I am sharing some stories largely ignored by the TV channels and other media, from my post of April 2011…..
- In the supposedly polarized state of UP, Pandit Amar Nath Mishra, the chief of the Brahmin Sansad was acting as the convener of the Imam Council of India and fighting for higher wages for the Imams of that state. I wasn’t surprised. Imagine! The state that witnessed the Babri Masjid demolition and the subsequent communal disturbances was that day witness to the miracle of a Hindu priest convening a council of Imams to fight for the latter’s rights! (Read news item here).
- Not just that, but it also brought together the rival factions of Islam – “the historic achievement of bringing together all the rival factions of the minority community — Shia, Sunni, Barelvi, Nadvi, Kichchochwi and Deobandi on the same platform for the first time”. He was also hopeful that the Imam Council would support the Sansad’s campaign to improve the poor state of Sanskrit schools and universities in UP. And why not? As he said, they were all in the same profession and should be supporting each other! Do read the story here.

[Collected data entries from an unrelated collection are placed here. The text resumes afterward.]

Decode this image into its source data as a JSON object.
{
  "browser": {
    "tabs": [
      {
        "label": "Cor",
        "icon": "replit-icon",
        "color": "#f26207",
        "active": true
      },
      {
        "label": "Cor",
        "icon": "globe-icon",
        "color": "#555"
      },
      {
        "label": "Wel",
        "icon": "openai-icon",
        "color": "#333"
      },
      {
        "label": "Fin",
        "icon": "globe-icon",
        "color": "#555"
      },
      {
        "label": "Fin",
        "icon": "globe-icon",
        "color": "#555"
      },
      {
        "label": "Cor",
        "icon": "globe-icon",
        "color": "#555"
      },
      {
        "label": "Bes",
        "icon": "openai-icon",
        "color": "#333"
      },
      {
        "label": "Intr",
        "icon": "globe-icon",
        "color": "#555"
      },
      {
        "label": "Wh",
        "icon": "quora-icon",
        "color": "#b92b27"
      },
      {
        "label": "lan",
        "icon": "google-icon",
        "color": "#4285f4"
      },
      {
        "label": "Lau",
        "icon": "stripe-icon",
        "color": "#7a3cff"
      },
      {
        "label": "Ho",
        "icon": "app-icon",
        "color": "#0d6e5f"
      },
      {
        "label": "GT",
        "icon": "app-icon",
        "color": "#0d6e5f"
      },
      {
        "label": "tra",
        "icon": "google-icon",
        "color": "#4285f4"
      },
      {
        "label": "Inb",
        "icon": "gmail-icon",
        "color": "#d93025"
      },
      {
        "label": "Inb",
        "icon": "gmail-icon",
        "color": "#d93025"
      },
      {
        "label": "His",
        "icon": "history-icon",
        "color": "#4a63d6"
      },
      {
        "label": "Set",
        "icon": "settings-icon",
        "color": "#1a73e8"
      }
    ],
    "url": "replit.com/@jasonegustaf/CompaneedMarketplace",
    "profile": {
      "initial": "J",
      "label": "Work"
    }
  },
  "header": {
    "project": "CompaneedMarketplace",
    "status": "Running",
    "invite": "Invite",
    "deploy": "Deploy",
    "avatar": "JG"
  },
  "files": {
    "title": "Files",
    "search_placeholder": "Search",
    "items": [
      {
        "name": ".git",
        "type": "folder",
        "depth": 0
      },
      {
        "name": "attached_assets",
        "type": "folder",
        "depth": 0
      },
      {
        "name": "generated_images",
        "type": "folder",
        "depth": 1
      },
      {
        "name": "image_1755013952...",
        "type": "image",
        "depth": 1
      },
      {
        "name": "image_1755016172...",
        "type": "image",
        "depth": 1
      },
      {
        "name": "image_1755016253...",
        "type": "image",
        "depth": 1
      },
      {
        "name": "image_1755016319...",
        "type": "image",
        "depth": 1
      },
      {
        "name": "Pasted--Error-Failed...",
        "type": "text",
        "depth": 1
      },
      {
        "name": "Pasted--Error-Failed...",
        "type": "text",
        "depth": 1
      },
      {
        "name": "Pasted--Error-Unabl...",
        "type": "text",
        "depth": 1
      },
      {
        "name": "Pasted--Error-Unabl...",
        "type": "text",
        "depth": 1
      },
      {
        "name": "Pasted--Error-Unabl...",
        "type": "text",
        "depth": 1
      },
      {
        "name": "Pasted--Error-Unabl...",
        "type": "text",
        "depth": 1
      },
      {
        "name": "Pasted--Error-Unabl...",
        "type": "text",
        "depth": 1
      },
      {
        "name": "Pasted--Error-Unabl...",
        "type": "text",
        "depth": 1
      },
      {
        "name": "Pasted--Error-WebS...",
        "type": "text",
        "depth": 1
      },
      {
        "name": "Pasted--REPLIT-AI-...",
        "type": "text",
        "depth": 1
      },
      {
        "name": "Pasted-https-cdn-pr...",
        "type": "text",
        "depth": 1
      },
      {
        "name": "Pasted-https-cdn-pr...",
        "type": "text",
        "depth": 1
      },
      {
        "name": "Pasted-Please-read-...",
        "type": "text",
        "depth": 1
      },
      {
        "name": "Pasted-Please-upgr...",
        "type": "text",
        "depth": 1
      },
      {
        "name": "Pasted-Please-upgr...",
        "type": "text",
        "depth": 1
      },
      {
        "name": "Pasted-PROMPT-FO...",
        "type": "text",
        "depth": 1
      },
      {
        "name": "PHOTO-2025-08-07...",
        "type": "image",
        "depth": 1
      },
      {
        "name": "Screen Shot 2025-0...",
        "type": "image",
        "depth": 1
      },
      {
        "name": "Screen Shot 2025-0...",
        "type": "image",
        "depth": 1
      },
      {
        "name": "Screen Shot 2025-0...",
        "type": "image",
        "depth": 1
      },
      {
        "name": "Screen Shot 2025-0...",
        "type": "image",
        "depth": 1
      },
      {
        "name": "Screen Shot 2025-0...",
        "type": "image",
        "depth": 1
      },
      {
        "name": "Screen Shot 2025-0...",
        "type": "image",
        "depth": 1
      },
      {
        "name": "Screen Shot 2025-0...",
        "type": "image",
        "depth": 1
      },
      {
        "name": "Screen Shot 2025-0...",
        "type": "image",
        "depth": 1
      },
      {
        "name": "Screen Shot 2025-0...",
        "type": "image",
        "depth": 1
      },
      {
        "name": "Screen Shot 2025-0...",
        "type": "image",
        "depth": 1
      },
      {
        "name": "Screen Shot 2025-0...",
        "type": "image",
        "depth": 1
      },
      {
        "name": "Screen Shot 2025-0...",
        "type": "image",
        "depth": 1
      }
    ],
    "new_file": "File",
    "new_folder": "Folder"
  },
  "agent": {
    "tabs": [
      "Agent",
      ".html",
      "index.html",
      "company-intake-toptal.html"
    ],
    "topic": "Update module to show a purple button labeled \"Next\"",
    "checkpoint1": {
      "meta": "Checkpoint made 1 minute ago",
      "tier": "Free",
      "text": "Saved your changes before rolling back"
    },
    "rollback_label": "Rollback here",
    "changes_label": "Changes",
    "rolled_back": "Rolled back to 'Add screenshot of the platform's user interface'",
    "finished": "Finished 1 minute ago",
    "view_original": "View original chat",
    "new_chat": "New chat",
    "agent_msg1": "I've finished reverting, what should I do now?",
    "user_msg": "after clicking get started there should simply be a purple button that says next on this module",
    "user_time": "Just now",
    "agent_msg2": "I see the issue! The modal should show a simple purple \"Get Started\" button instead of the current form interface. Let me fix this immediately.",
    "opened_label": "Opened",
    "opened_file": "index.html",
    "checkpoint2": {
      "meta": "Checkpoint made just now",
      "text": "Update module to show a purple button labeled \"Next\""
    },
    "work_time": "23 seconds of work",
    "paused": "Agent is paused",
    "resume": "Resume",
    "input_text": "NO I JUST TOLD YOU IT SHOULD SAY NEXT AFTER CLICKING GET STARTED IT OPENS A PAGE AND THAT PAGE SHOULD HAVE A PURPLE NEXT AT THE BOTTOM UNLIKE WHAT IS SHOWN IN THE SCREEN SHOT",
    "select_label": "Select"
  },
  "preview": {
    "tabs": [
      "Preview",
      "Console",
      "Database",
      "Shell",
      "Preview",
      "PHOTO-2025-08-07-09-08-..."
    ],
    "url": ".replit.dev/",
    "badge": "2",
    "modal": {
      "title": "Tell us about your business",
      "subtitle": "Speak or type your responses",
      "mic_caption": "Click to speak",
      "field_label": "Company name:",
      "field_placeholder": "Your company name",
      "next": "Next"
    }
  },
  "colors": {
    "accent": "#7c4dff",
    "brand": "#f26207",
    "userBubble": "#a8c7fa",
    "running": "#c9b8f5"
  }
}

- Elsewhere, on the internet was the story of some maulvis trying to bring about awareness of the development work being done by the RSS in UP. Unbelievable?
- Mohammed Hashim Ansari of the Sunni Wakf Board and Mahant Bhaskar Das of the Nirmohi Akhara, the two oldest litigants of the Babri Masjid case met after the Babri verdict and embracing each other. The former was over 90 and the latter 83 at that time. As recently as Feb. 2015, Hashim has gone on record pleading to set Ram Lalla free, as he was suffering in a tent, while the politicians responsible for it sat in their AC bungalows! But the vested interest groups have their own axes to grind so don’t listen to such voices.
- A Muslim businessman Ashiq Ali Nathani has renovated a Ganesh temple in Ranathambore in Rajasthan in a goodwill gesture to promote communal harmony.
- Going back in time, the Phoolwalon ki sair celebrated in Delhi during Oct/Nov every year, is a festival that started as a secular festival celebrated by both the communities, offering floral tributes at the Hindu temple of Yogmaya as well as at the Dargah of Khwaja Bhakthiar Kaki in Mehrauli. The tradition of this Hindu-Muslim festival was started by the Mughal King Akbar Shah II.
So why don’t we begin a campaign – of spreading positivity and trust among communities by sharing such stories to counter the narrative of intolerance set by the media and vested interest groups?